After a foreword and introduction, chapter 1 of the book launches straight into a typical encounter Tom had at an airport. He had 100 kg excess baggage: all Bibles, in Arabic, which he was planning to take to a Middle Eastern country. The officials in Cyprus wanted to charge him thousand of dollars to do so… then someone in Arab garb waved him through.

There are many such stories of what can only be termed miracles over the years when Tom and Edna’s mission was to take Bibles - or New Testaments - in local languages into many countries around the world. They never tried to smuggle them; they were always open about what they were carrying. Many people were praying for them, and on occasions they were refused, or had temporary problems. But the vast majority of the time, they were allowed through, even welcomed.

The stories themselves are astounding, evidence of God’s call to Tom and Edna, and provision for their safety. Through these two ordinary people, extraordinary things happened.

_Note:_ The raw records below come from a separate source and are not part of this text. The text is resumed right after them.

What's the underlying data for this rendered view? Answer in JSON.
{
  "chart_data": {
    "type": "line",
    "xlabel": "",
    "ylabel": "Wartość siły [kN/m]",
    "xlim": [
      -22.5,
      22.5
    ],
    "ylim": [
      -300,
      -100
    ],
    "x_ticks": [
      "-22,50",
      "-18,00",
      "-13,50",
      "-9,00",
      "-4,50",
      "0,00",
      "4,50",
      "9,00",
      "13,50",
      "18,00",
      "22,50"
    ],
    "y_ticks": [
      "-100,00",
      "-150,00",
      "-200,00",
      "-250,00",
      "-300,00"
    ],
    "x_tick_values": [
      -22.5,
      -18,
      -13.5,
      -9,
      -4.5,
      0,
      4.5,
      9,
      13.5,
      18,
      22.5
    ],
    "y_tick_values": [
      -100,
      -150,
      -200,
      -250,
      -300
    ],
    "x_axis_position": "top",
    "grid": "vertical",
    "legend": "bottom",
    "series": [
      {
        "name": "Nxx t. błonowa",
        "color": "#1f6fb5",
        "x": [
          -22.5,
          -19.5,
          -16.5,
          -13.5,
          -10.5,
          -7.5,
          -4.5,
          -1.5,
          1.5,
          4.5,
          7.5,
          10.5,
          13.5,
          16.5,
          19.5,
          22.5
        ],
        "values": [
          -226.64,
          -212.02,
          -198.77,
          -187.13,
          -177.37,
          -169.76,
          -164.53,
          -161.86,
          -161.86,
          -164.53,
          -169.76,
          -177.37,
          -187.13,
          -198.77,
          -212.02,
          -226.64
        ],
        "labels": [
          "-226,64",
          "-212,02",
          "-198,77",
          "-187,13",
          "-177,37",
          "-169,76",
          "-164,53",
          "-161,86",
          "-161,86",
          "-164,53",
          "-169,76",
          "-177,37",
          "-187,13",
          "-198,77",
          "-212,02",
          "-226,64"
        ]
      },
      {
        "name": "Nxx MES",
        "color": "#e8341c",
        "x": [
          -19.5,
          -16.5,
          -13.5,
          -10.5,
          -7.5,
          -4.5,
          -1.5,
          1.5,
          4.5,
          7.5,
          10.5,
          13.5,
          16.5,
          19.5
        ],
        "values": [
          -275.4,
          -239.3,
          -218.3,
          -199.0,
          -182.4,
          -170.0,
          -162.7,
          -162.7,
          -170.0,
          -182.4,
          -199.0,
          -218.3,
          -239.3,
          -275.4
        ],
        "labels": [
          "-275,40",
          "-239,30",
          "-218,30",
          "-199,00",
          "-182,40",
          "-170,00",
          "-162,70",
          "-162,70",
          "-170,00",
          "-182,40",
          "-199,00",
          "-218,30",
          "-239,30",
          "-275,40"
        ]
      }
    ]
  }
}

There are stories of divine encounters with people longing for Bibles in their language, or secret believers who had heard about Jesus on the radio. Tom takes no credit for himself; he was just one tool in God’s plan to reach out to countries where Christians are in the minority, or even persecuted.

And yet, at first, I found myself a tad disappointed in the book. Somehow it doesn’t portray the excitement that came across in Tom’s sermons or talks. I suppose that’s inevitable; when he was speaking, he would often talk extemporaneously, or adjust what he planned depending on the mood or feedback of his listeners, or the prompt of the Holy Spirit. A book is fixed in time, intending to tell the story in ways that can be understood by as many people as possible.

But I kept reading. I was interested in the brief background Tom gives, telling a little about his harsh, sometimes abusive childhood, and where he met Edna. There’s not a great deal about their family life, but enough to give a little flavour of them as people. The chronology is a tad confusing at times, but that’s because each chapter focuses on one topic, rather than a specific period.

Names are sometimes changed in the book, for the sake of the individual's safety, and in some cases Tom doesn’t even name the country concerned. But most of the time, the stories are told openly, mentioning trials and dangers as well as some of the incredible successes of his ministry.

I would recommend this to anyone interested in Tom’s life as an itinerant missionary; he has impacted millions around the globe.